Messaggi e telefonate all'alba: così Soreilis Roja, rifugiata politica venezuelana, in Liguria dal 2015, ha vissuto l'operazione americana contro Caracas e l'annuncio del presidente americano Donald Trump dell'arresto del presidente venezuelano Nicolás Maduro e di sua moglie. "Dopo anni di lotta per i diritti umani, è l'inizio della libertà" racconta commossa a Primocanale.
La comunità venezuelana a Genova, attiva da oltre un decennio, si radunerà stasera in piazza Caricamento dalle 20 per pregare e cantare l'inno nazionale.
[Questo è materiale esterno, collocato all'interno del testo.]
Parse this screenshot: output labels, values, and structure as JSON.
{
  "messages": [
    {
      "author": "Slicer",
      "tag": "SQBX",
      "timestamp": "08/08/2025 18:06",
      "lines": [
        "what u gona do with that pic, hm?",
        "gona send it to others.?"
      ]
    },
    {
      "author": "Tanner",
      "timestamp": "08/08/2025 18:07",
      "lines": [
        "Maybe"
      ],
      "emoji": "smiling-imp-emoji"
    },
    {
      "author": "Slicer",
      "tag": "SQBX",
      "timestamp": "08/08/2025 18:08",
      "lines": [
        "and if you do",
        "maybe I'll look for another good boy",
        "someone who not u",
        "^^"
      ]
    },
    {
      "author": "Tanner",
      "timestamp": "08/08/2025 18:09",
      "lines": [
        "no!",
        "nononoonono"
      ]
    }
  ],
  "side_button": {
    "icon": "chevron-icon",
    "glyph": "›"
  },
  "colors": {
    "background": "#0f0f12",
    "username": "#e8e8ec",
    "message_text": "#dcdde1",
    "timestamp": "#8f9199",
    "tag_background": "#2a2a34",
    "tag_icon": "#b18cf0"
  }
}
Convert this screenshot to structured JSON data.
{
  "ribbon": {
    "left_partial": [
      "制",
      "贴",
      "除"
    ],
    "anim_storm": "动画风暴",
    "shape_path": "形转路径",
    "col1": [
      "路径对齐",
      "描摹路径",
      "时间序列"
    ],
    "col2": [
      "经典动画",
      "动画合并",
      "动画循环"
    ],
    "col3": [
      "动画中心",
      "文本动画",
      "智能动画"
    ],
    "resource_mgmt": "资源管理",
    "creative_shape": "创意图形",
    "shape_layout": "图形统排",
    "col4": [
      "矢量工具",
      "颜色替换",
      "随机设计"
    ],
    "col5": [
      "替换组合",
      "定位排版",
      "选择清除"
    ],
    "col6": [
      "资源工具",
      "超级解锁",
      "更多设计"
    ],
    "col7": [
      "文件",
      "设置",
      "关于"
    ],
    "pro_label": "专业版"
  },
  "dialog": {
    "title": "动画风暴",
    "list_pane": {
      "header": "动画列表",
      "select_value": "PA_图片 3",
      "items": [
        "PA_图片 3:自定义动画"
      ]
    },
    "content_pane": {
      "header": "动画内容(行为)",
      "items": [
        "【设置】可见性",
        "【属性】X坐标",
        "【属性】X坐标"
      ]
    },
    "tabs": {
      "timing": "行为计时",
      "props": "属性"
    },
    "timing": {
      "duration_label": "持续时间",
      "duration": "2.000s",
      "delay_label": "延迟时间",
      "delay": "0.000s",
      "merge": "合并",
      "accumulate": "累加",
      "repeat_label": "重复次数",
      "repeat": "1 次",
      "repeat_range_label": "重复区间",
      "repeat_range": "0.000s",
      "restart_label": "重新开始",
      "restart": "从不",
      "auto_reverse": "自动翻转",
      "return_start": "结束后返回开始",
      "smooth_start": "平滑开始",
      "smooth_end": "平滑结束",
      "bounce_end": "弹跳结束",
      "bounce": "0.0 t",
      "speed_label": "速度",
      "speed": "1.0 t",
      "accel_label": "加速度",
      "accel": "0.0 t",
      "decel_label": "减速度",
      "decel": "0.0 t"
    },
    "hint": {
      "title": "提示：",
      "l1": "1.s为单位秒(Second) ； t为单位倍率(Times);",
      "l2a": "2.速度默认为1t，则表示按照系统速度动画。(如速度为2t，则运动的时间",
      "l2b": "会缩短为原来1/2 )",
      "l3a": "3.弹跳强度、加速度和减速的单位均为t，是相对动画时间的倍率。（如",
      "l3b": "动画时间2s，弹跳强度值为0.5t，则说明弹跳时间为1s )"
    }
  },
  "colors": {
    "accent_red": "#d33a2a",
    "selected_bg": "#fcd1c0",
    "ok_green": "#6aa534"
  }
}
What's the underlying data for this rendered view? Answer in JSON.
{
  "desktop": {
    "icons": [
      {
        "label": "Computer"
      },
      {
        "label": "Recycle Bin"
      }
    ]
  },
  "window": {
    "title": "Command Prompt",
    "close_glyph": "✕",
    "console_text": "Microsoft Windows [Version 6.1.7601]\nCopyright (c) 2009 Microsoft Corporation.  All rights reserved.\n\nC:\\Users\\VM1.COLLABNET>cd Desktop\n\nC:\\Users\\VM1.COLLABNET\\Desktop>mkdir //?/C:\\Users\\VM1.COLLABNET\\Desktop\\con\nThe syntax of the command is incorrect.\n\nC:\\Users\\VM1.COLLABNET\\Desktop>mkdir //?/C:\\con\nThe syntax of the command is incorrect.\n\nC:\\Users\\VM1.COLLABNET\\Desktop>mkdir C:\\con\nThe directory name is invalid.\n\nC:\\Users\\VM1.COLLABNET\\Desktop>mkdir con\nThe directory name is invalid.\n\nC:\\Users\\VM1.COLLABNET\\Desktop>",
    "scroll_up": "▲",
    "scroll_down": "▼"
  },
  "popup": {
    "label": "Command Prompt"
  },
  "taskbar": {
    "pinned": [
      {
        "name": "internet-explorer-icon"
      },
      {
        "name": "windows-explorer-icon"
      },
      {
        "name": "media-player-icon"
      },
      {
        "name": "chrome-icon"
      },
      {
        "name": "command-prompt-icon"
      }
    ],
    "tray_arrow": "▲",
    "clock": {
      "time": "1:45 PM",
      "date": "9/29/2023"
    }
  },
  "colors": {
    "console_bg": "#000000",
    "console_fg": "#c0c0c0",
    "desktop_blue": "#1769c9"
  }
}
Come ha vissuto l'attacco americano a Caracas?
Stamattina alle 7 mi hanno svegliato messaggi e telefonate per avvisarmi di quello che stava accadendo.
Ha sentito familiari o amici a Caracas o in Venezuela? Cosa le hanno detto?
Certo, ho sentito i miei amici a Caracas e stanno bene, anche se erano preoccupati e in allerta. Tutti i miei amici e parenti stanno bene. Gli attacchi sono stati rivolti solo ai punti strategici del regime di Nicolás Maduro.
Quali emozioni ha provato leggendo l'annuncio di Trump sull'arresto di Maduro e sua moglie?
All’inizio mi sono fermata e ho fatto silenzio per un po’: non potevo credere che, dopo tanti anni di lotta e di denunce per la violazione dei diritti umani in Venezuela, alla fine il dittatore fosse stato detenuto.
Pensa che questo evento porti a un cambiamento positivo in Venezuela, o teme ulteriori instabilità? La premio Nobel Machado è il futuro?
Penso che, con il dittatore Maduro nelle mani della giustizia, sia già l’inizio di un cambiamento. Non posso prevedere cosa accadrà domani, perché il Venezuela è ancora un Paese sequestrato da gruppi armati e terroristici, sotto il comando di Diosdado Cabello e Padrino López.
Lei è scappata dal Venezuela? Attivista da quanto in Liguria?
Vivo in Liguria dal 2015, sono un rifugiato politico e svolgo attività di attivismo per la libertà del Venezuela e per la rivendicazione dei diritti umani nel mio Paese.
L'attacco USA influenzerà la sua decisione di rimanere a Genova o di tornare in Venezuela?
Il mio desiderio, come quello di oltre 9 milioni di venezuelani in esilio, sarebbe quello di tornare a casa; però oggi non abbiamo alcuna certezza. Siamo in attesa della libertà.
Come descrive la comunità venezuelana a Genova in questi giorni di crisi nel suo Paese d'origine? Questa sera una manifestazione in centro a Genova dove?
La comunità venezuelana a Genova è una comunità molto attiva che da più di dieci anni alza la voce per i nostri connazionali in Venezuela e per la libertà. Oggi siamo in attesa della libertà, speranzosi ma anche preoccupati, perché siamo consapevoli della situazione delicata che si sta vivendo in queste ore. Oggi saremo in piazza Caricamento dalle ore 20 per pregare per il nostro Paese e intonare il nostro inno nazionale.